A
u départ, il y a un projet un peu fou : rendre hommage au film de Stanley Kubrick d'après Arthur C Clarke en s'inspirant de scènes emblématiques de ce classique absolu qu'est 2001, L'odyssée de l'espace. L'intention de l'auteur tend à lui donner une suite, non pas au sens classique du terme mais plutôt dans une optique thématique. Le scénario regorge de thèmes propices à la réflexion et l'iconographie du film est tellement marquante qu'elle ne demande qu'à être réappropriée. ce sont une grammaire et un vocabulaire inédits qui sont mis à disposition des conteurs.
Ainsi, la première histoire, Le grand ancêtre, revisite la séquence d'ouverture, débutant sur des pré-humains jusqu'à la mythique ellipse qui résume plusieurs centaines de milliers d'années d'évolution d'un os à une station orbitale. Les chapitres suivants racontent chronologiquement l'envol de l'humanité vers les étoiles. Si les épisodes sont généralement indépendants les uns des autres, ils constituent pourtant un tout d'une cohérence parfaite. De chapitre en chapitre, une épopée se dessine sous les yeux du lecteur, qui assiste à la lente émancipation de l'Humanité de sa planète d'origine. Si le niveau est parfois inégal, les moments de grâce compensent infiniment quelques segments plus dispensables. Et si le lien avec le long métrage et le roman de 1968 semble parfois ténu, la filiation reste malgré tout évidente dans l'esprit.
2001 Nights Stories représente une œuvre indubitablement à part dans l'histoire du manga. Ce projet mélange un approche de la science-fiction spéculative très crédible avec un ton qui oscille entre questionnement philosophique et mélancolie. Les interrogations peuvent parfois sembler naïves et teintées d'une foi dans l'avenir qui n'est plus trop de mise ces dernières décennies. Elles n'en sont pas désuètes pour autant. La narration est volontiers lente, presque contemplative. Cette impression est renforcée par une édition en grand format. Les planches apparaissent dans toute leur majesté. Les cadrages époustouflants ramènent l'Humanité à sa juste place dans l'univers : celui d'un grain de sable qui se jette à corps perdu dans son exploration, quitte à risquer de s'égarer.

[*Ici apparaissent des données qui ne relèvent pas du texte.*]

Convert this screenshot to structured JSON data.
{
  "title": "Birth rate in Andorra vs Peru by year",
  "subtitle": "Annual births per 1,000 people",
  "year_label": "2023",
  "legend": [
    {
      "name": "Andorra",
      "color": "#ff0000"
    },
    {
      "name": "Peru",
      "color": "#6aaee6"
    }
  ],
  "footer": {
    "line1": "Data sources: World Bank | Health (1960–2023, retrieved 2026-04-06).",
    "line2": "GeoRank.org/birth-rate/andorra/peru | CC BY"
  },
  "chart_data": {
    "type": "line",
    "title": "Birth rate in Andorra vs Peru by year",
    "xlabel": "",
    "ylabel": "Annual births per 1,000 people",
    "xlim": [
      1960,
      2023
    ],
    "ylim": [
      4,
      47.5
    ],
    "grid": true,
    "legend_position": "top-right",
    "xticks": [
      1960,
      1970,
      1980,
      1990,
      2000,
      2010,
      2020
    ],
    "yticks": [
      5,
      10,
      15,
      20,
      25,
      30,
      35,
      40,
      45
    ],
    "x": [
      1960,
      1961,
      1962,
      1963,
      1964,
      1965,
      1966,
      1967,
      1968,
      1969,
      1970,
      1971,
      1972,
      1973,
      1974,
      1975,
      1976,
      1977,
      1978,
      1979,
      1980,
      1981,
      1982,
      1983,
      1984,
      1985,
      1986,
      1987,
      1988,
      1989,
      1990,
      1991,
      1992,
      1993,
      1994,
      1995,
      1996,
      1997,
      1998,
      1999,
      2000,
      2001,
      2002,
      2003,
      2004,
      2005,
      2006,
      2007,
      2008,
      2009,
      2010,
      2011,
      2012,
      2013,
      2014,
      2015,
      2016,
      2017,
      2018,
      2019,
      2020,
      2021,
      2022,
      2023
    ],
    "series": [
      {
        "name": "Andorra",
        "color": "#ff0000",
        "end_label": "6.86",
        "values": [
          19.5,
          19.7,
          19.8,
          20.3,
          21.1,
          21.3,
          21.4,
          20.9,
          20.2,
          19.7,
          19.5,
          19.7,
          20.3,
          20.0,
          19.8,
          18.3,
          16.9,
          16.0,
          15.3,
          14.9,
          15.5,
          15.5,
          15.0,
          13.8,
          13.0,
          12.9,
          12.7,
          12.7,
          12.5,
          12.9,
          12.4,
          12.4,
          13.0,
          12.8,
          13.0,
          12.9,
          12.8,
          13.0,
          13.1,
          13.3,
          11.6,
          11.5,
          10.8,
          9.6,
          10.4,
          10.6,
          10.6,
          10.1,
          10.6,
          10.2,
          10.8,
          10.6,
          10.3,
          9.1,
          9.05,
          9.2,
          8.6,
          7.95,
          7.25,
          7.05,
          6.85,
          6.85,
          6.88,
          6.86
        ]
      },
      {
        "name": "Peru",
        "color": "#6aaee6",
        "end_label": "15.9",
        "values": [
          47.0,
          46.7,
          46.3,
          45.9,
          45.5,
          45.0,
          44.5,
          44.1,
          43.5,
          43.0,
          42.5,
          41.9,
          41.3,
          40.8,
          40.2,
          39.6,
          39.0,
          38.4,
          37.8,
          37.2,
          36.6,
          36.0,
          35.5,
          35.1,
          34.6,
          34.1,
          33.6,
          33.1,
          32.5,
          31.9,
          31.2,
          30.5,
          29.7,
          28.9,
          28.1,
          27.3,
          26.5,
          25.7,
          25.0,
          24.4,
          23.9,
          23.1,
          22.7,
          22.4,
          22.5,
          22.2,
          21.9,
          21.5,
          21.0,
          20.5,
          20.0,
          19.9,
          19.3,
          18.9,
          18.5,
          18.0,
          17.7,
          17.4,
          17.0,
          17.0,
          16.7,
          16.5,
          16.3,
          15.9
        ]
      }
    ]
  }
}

L'ironie avec les ouvrages dont le titre utilise des dates, c'est que le futur qu'ils envisageaient finit par se situer dans le passé. Big Brother n'a pas déferlé sur le monde en 1984. Le Discovery n'est pas parti vers Jupiter en 2001. Cela ne les rend pas moins pertinents. Ces jalons ne doivent évidemment pas être pris au pied de la lettre. Ils ne font qu'imaginer une certaine version du futur. Et rien ne permet d'indiquer qu'elles soient désormais caduques. Dans ce cas précis, ce paradoxe est encore accentué par le décalage entre le style très réaliste de Yukinobu Hoshino, dans la lignée d'un Otomo, et ceux en vogue actuellement. Visuellement, cette série est indubitablement datée. Cela ajoute encore à son charme.
Publiée au japon entre 1984 et 1985, son destin éditorial en français est pour le moins étrange. Elle fut ignorée lors de la première grande phase de la conquête du marché francophone, alors qu'Akira se taillait la part du lion. De son auteur seul Le trou bleu parut chez Casterman. Elle fut finalement éditée pour la première fois à 2001 exemplaires à un prix prohibitif. L'éditeur pressentait un succès commercial illusoire et ce titre, classique indispensable, c'était devenu un secret de polichinelle, n'intéresserait qu'une audience restreinte. Cette "version d'origine" se veut plus accessible, à la fois chère pour le segment du manga, mais finalement dans une gamme de prix qui correspond plus à des auteurs occidentaux. Ce traitement éditorial particulier est parfaitement adapté à ce chef-d’œuvre patrimonial.
Je l’ai attendue cette réédition. Ça y est, je l’ai lue. Et … Dieu que c’est beau … et très poétique, sans oublier bourré de Hard-SF « à l’ancienne » comme je l’aime. Grandiose.
Je pèse mes mots, c’est un pur chef d’œuvre de SF toutes catégories que tout amoureux du genre se doit d’avoir lu un jour.
Je ne m’attendais pas à être aussi souvent ému ou enchanté, triste ou désabusé.
C’est autant un drame humain que de la SF, c’est autant optimiste que pessimiste.
Et c’est beau, pfiou, masterclass visuelle.